The accurate assessment of electrode impedance in CIs necessitates measuring the total electrode impedance. This measurement is typically taken at the end of the first phase in a biphasic pulse, using the same pulse duration employed for electrical stimulation on that specific electrode. In contrast, relying solely on access resistance as a proxy for electrode impedance can lead to the underestimation of the total current flow resistance within the cochlea. Access resistance is measured either at the beginning of the first phase or at the end of the second phase of the biphasic pulse. Crucially, this approach neglects the polarization component, which is known to vary depending on the pulse duration. This can result in biphasic current levels exceeding the CI compliance voltage, leading to pulse clipping, which negatively impacts sound quality and speech perception [
18].
Also, measuring access resistance only can mask impedance fluctuations entirely or minimize the extent of fluctuations estimated by a clinician. Generally, electrode impedances are assumed to fluctuate between 2 and 4 kΩ across clinical visits [
9]. Monitoring electrode impedance fluctuations holds significant clinical value. By analyzing the extent of these fluctuations, clinicians can optimize electrical stimulation parameters, such as pulse duration. The purpose of this optimization is to establish “headroom” that separates comfortable loudness levels (C-levels) from electrode compliance limits. This headroom ensures that even during impedance increases, the delivered biphasic pulses remain unclipped, thereby maintaining an appropriate level of electrical stimulation.

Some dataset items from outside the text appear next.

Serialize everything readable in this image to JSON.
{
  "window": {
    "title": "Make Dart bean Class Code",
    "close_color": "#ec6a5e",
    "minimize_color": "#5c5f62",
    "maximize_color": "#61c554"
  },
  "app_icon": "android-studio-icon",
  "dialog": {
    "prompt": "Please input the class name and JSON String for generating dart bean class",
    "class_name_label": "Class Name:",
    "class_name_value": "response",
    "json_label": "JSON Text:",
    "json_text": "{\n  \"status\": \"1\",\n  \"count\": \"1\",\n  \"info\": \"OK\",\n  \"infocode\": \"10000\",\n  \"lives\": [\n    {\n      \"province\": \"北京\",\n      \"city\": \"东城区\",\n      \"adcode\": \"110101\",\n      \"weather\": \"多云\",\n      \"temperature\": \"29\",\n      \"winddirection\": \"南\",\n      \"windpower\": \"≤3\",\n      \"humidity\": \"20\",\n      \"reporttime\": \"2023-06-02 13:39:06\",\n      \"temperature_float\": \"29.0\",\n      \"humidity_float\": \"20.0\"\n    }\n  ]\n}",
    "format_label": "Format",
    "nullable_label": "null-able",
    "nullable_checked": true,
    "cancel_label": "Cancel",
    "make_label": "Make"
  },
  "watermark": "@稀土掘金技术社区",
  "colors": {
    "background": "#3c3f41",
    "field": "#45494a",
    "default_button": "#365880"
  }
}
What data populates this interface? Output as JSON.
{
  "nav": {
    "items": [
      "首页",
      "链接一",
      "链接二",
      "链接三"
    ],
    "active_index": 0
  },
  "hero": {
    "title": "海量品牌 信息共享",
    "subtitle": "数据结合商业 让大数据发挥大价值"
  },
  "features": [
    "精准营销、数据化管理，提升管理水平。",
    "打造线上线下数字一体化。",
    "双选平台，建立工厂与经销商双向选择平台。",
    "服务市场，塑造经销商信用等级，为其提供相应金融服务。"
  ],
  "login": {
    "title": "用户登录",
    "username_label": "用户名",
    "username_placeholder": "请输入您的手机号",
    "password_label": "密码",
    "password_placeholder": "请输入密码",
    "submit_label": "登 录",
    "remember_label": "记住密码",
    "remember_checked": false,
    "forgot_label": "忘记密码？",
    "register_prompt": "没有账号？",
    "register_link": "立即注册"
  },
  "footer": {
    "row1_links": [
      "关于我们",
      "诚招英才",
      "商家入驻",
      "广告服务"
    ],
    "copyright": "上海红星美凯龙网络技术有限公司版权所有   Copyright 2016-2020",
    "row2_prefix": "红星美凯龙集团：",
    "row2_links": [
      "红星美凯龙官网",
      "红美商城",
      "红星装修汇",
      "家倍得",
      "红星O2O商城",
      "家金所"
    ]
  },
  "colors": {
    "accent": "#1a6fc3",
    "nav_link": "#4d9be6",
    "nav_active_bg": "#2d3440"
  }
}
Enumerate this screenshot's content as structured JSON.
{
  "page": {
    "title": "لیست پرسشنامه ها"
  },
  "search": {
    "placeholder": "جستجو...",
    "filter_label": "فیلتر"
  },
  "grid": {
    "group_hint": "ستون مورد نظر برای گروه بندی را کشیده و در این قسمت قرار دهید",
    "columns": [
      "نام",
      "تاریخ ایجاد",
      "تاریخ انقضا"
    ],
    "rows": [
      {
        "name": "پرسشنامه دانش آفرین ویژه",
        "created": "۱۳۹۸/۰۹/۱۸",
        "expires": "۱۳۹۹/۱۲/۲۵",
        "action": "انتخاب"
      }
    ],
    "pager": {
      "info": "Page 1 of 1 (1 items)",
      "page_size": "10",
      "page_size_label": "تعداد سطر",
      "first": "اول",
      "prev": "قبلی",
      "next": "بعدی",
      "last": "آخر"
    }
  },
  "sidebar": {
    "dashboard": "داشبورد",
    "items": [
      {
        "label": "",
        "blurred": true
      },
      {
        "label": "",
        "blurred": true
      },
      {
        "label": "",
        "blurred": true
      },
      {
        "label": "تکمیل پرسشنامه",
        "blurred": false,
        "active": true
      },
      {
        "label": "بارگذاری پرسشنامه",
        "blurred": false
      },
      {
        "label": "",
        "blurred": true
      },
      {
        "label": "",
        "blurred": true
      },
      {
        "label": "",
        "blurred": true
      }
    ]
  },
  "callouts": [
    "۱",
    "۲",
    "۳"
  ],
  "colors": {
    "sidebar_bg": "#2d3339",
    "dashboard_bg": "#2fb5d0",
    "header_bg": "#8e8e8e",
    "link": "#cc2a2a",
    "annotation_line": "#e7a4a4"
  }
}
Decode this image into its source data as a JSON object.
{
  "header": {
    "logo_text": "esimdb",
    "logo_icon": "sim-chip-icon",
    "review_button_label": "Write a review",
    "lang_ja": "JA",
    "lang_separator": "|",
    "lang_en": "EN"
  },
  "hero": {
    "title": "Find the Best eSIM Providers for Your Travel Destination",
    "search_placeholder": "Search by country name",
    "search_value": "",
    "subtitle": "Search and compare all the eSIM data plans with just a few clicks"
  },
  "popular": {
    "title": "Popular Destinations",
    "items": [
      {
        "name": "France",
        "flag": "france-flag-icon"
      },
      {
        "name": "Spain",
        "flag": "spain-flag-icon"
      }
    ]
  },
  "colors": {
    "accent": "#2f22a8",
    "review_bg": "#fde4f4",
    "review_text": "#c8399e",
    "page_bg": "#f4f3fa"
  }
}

Future research will investigate how targeted electrical stimulation modifications can mitigate or prevent rising impedance. This includes exploring the influence of the pulse duration, stimulation rate, and biphasic pulse polarity on electrode impedance in patients with cochlear implants. Interestingly, some electrodes show temporary impedance increases with stimulation, while their neighbors remain stable. This pattern can reverse on subsequent days, suggesting that impedance fluctuations are caused by local electrochemical reactions closer to the electrode surface offering varying levels of resistance to the flow of current to the cochlear electrolyte.